Senior executives across several financial BPO firms in Bangalore and Chennai said that the review is likely to be conducted in January-February next year.
This follows concerns of the US regulator over outsourcing of critical financial and banking information such as customer data, pattern of advances and deposits.
Globally, outsourcing of financial services is a $15 billion business, just over 12 per cent of the total outsourcing done every year. Sources said the audit will primarily focus on information security and physical security compliance at the Indian firms and the systems in place for it.

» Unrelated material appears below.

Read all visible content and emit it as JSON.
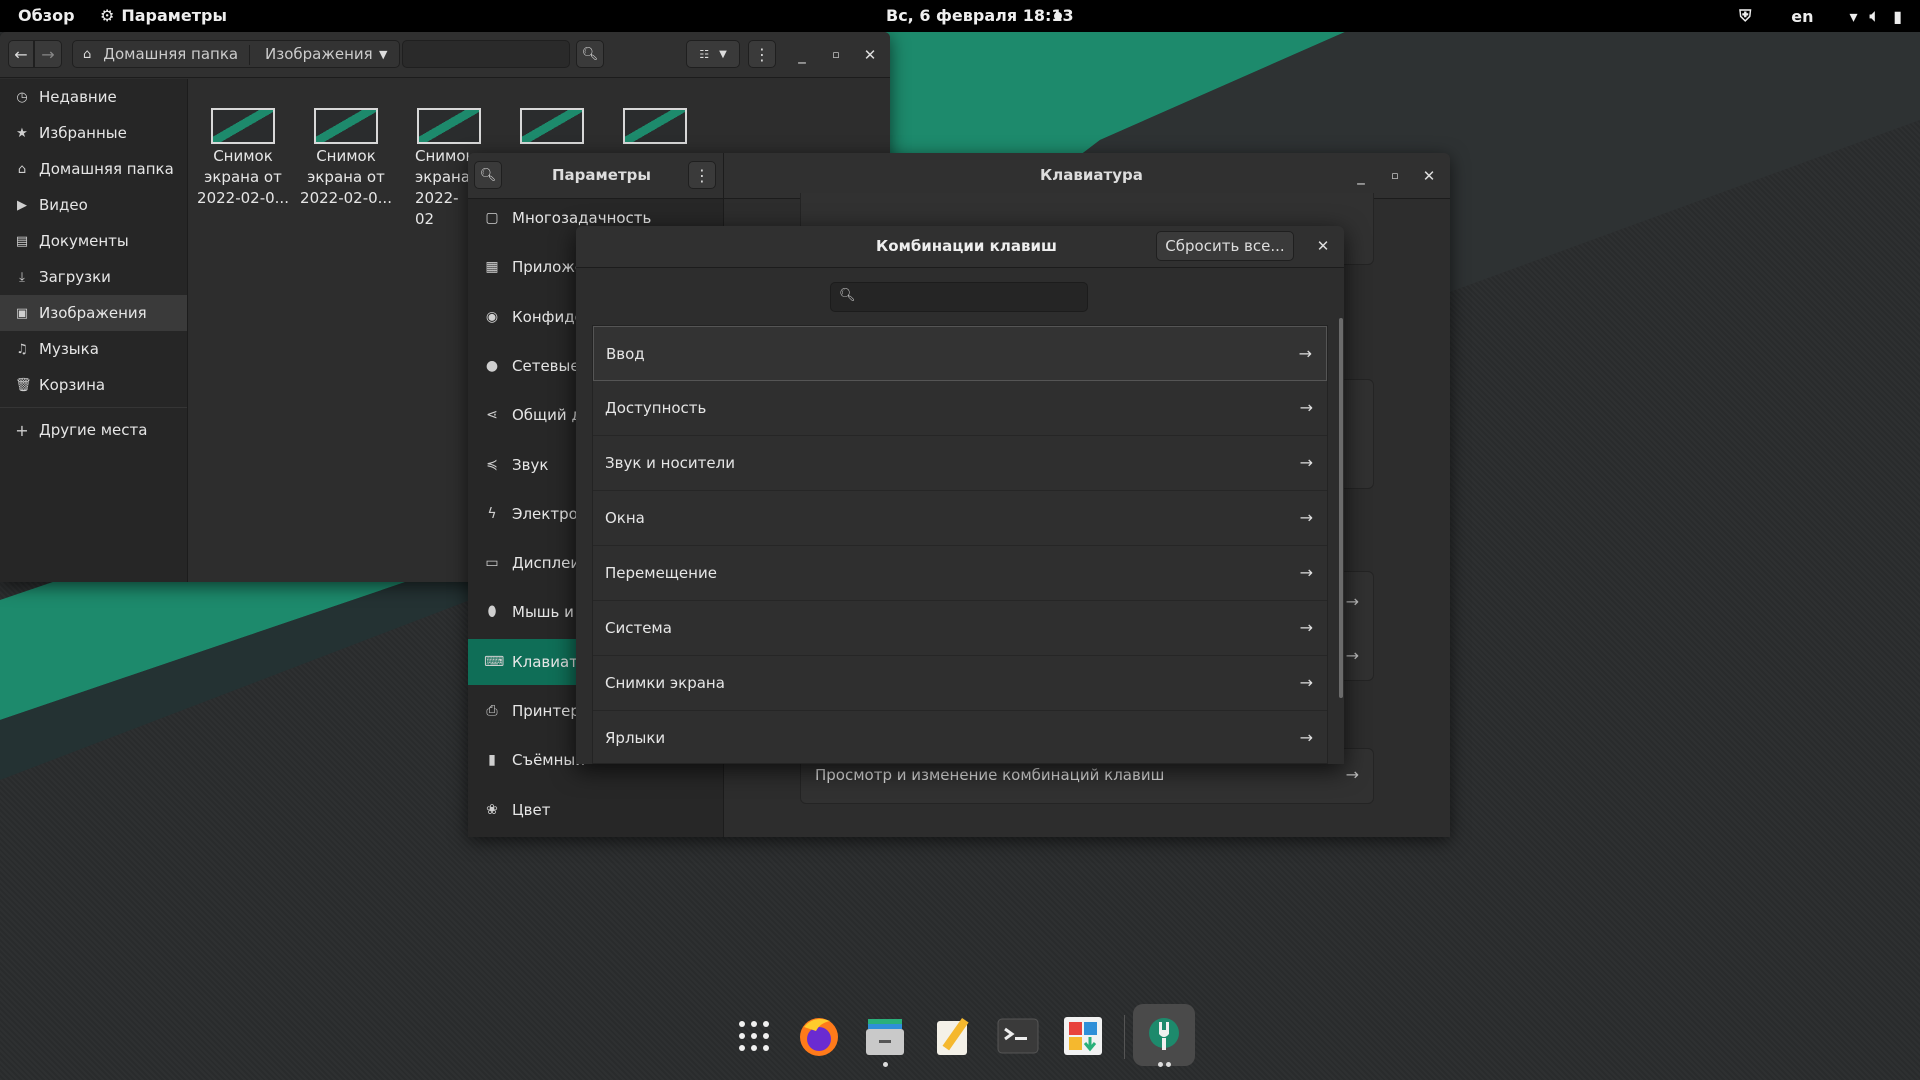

They said that not all financial BPOs will come under the scanner. "Only those engaged in high-end transaction work, and those who manage critical databases of banks and financial institutions will be subject to the review."
Though third-party financial services are not quite as advanced as other services, several top BPO's in India have a strong presence in this segment.
They include the likes of Office Tiger, Wipro Spectramind, Progeon, ICICI OneSource, efunds and iSeva.
Despite the growing number of firms in this segment, several US based financial institution like American Express, Citibank and Standard Chartered have preferred to just offshore their back end activities to the captive units in low-cost countries such as India and not outsource them.
Industry players said that probably only those BPO's that manage/analyse loan and investment portfolios, funds management, capital earnings will be audited by the US Comptroller.
They added that, they are yet to hear formally from US Comptroller, but their principals have already alerted them.
"Typically, the US Comptroller just needs to inform our principals to inspect or audit the systems here," they added.
The Office of the Comptroller charters, regulates, and supervises all US banks, as also the federal branches and agencies of foreign banks.It reviews banks' internal controls, internal and external audits, and compliance. It also evaluates the bank management's ability to identify and control risk.